Contemporaries

Today's story is perhaps going to be something a little bit different. It's about something that I realized today, and which affected me quite strongly, but I have to admit right at the beginning that this may not be something that you will find interesting at all. There is only one way to find out!

It starts with two 'data points'. First is that this year is the 60th anniversary of my parents' wedding, an event which led in due course to my own birth, so I myself will turn 60 next year. The second is an item which caught my ear while listening to the radio this afternoon, when the announcer happened to mention that "... this was written by Haydn in 1770".

What is the connection between these two things? Surely, there is none. One is a current event, concerned with my contemporary life, the other is something from the distant past.
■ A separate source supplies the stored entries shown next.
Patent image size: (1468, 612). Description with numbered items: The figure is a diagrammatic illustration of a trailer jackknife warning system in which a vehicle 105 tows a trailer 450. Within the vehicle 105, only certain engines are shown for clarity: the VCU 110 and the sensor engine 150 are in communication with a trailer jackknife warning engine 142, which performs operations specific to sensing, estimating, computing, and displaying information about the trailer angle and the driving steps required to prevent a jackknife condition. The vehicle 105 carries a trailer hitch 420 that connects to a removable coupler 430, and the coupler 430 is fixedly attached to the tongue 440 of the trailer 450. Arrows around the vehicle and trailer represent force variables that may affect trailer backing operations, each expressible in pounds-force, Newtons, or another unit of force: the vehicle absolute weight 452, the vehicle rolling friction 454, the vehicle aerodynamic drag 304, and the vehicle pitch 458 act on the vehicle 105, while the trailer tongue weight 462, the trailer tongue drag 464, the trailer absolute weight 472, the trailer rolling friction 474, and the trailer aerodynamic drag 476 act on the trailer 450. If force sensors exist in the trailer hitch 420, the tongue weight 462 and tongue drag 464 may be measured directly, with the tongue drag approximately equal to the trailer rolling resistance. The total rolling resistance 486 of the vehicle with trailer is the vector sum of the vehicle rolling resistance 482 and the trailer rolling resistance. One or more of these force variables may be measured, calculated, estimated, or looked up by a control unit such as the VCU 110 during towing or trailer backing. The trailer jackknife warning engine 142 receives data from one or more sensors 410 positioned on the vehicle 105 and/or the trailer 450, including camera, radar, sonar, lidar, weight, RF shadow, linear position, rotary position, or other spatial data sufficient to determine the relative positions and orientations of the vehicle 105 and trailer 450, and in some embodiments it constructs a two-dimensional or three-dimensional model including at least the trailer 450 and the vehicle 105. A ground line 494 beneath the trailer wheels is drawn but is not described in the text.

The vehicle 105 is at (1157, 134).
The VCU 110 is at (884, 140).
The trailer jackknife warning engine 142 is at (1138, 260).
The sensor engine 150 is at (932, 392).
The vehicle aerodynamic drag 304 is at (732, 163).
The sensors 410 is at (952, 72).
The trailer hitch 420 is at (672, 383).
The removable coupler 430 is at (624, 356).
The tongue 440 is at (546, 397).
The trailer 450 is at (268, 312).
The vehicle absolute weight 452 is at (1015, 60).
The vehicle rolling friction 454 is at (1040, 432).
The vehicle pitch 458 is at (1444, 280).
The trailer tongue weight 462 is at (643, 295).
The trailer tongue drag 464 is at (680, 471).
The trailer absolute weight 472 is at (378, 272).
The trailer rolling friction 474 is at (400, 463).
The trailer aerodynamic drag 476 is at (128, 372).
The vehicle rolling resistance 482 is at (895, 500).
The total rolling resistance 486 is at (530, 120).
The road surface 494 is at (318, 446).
Well, as it turns out, there is not as much 'distance' as you would think between these two events. Let's make a mental picture of the time span involved: let's jump back from 'today' in increments equal to my own life. We are here in 2010, and jumping back 60 years takes us to my birth. 60 years previous to that is 1890, 60 more years takes us to 1830, and just one more single leap the length of my life takes us to ... yes, 1770.
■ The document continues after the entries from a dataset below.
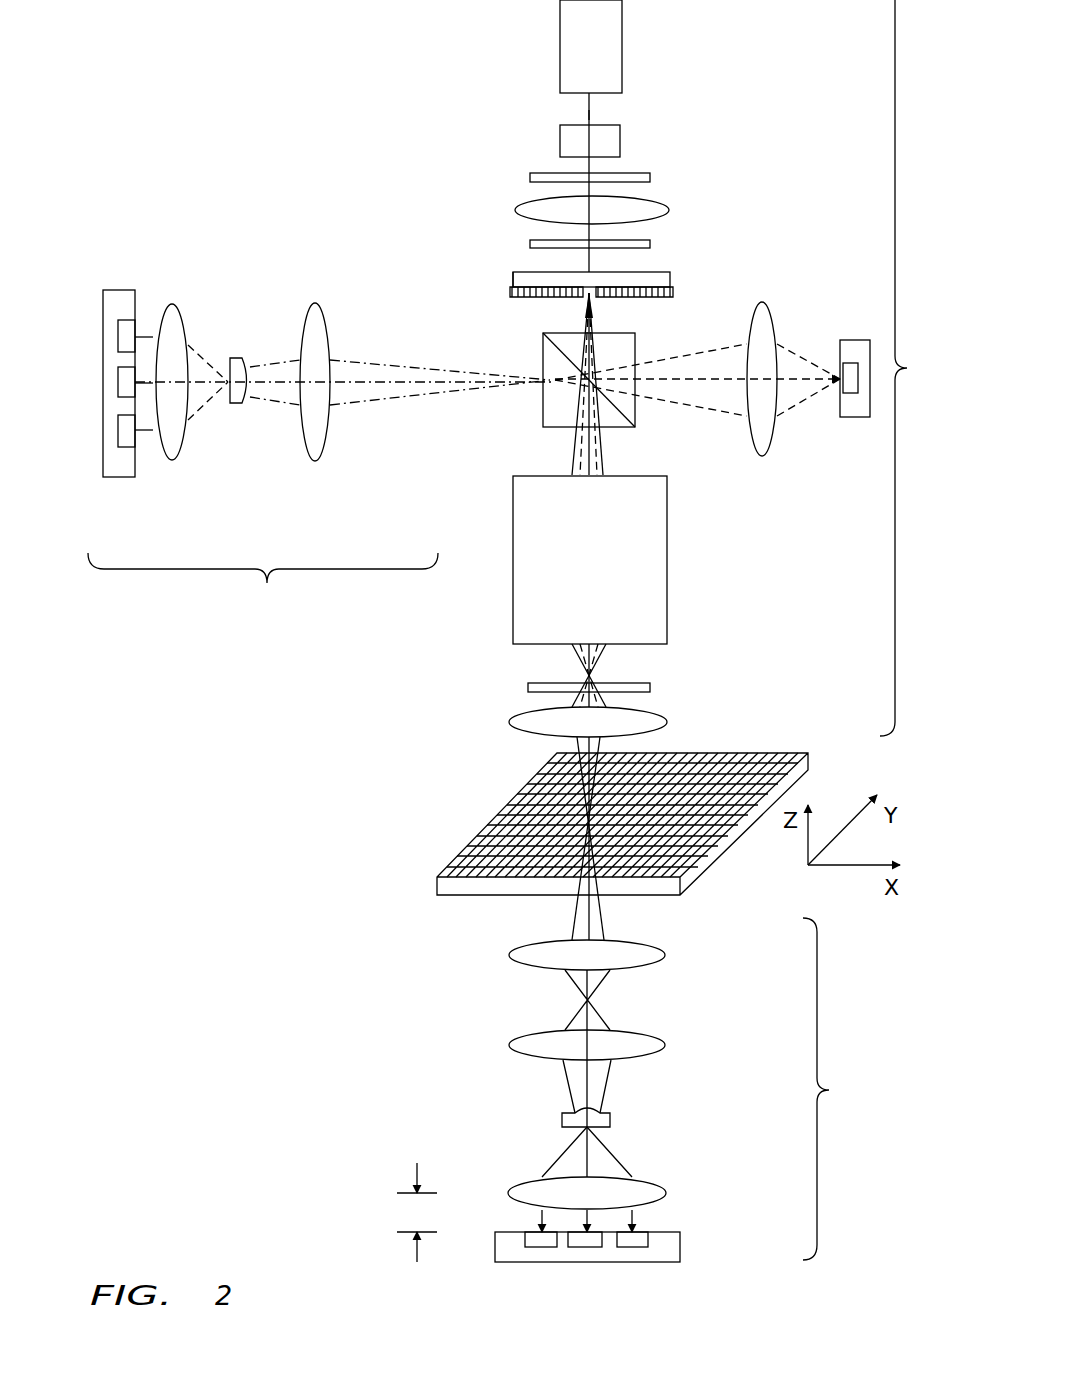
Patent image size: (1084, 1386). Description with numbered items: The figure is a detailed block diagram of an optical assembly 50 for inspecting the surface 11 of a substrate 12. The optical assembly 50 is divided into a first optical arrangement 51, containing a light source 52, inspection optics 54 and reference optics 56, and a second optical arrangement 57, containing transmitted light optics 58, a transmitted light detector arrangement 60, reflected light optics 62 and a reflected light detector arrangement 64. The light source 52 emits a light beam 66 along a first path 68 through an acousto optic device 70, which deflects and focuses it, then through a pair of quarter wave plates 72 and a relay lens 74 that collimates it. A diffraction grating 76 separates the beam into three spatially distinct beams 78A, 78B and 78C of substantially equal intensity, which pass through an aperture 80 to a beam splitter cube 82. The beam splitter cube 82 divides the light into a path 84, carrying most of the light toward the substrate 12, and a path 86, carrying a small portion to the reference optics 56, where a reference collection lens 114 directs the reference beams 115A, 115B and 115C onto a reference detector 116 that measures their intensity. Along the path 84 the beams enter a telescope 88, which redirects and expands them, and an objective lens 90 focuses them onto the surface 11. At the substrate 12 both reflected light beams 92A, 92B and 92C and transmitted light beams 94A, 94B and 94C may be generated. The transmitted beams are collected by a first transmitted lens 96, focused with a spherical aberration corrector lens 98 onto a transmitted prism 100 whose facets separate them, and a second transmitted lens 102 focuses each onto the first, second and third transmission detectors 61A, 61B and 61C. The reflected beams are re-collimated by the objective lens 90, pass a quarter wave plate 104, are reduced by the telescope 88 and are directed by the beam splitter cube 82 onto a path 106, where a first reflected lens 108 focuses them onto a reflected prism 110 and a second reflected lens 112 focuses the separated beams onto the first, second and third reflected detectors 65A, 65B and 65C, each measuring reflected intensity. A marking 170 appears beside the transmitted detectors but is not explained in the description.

The surface 11 is at (808, 753).
The substrate 12 is at (810, 757).
The optical assembly 50 is at (315, 105).
The first optical arrangement 51 is at (895, 555).
The light source 52 is at (622, 42).
The inspection optics 54 is at (483, 190).
The reference optics 56 is at (805, 285).
The second optical arrangement 57 is at (481, 906).
The transmitted light optics 58 is at (435, 1065).
The transmitted light detector arrangement 60 is at (680, 1250).
The first transmission detector 61A is at (640, 1238).
The second transmission detector 61B is at (580, 1240).
The third transmission detector 61C is at (545, 1240).
The reflected light optics 62 is at (330, 285).
The reflected light detector arrangement 64 is at (122, 478).
The first reflected detector 65A is at (125, 330).
The second reflected detector 65B is at (127, 375).
The third reflected detector 65C is at (130, 442).
The light beam 66 is at (592, 110).
The first path 68 is at (588, 118).
The acousto optic device 70 is at (620, 145).
The quarter wave plates 72 is at (650, 178).
The relay lens 74 is at (668, 210).
The diffraction grating 76 is at (512, 282).
The light beam 78A is at (603, 453).
The light beam 78B is at (578, 450).
The light beam 78C is at (572, 436).
The aperture 80 is at (673, 293).
The beam splitter cube 82 is at (543, 352).
The path 84 is at (600, 432).
The path 86 is at (653, 380).
The telescope 88 is at (667, 617).
The objective lens 90 is at (668, 722).
The reflected light beam 92A is at (605, 657).
The reflected light beam 92B is at (575, 655).
The reflected light beam 92C is at (578, 685).
The transmitted light beam 94A is at (602, 935).
The transmitted light beam 94B is at (592, 918).
The transmitted light beam 94C is at (573, 925).
The first transmitted lens 96 is at (665, 955).
The spherical aberration corrector lens 98 is at (665, 1045).
The transmitted prism 100 is at (610, 1120).
The second transmitted lens 102 is at (660, 1193).
The quarter wave plate 104 is at (650, 688).
The path 106 is at (385, 383).
The first reflected lens 108 is at (315, 460).
The reflected prism 110 is at (237, 405).
The second reflected lens 112 is at (172, 460).
The reference collection lens 114 is at (770, 445).
The reference beam 115A is at (703, 347).
The reference beam 115B is at (730, 387).
The reference beam 115C is at (745, 420).
The reference detector 116 is at (848, 340).
The scan dimension 170 is at (423, 1212).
My own life extends a full 1/4 of the way back to the time that Haydn wrote that piece of music, and that was still early in his career! Haydn isn't somebody from the 'distant' past ... he and I are practically contemporaries!

And it gets worse! Instead of doing the calculation with my life data, let's try it with my parents' life as an example. They were born in 1927, but let's simplify this and use 1930, 80 years ago. Jumping back once takes us to 1850, and you only have to jump once more to get to 1770. My parents' lifespan extends 1/3 of the way back to Haydn. This is one of the most astonishing things that I have ever heard!

Let me try and describe the kind of image I have been carrying in my mind about historical events. I think that I have a pretty good idea of just how long ago most events of the 20th century took place. WWII was something that happened just a few years before I was born, and WWI was only 20-odd years previous to that. I think I can 'understand' when those things happened. Moving back into the 1800s, things get a bit more blurred, and an event like the US Civil war - from the middle of that century - is not something that I feel has much relevance to my life.

Once we go back any further than that, before the era of photography, and certainly into any date with a 17xx prefix, I no longer have any conception at all of 'how long ago' this happened. It is simply 'history', something that happened a very long time ago. 1700s ... 1400s ... Roman times ... it makes no difference. It is 'ancient'.

But as we have seen, this is not so! When I become 61, if I again play the same game of stepping back in increments of my own life, I will see that I was born a full 1/3 of the way back to the year that Beethoven died. Just two 'Davids' separate he and I.

As I mentioned at the beginning of this little story, you may not find this of interest at all, but I myself am just shaking my head in amazement at these figures. I feel that if I just reach out my arm and stretch a bit ... I will be able to touch those men. We are that close!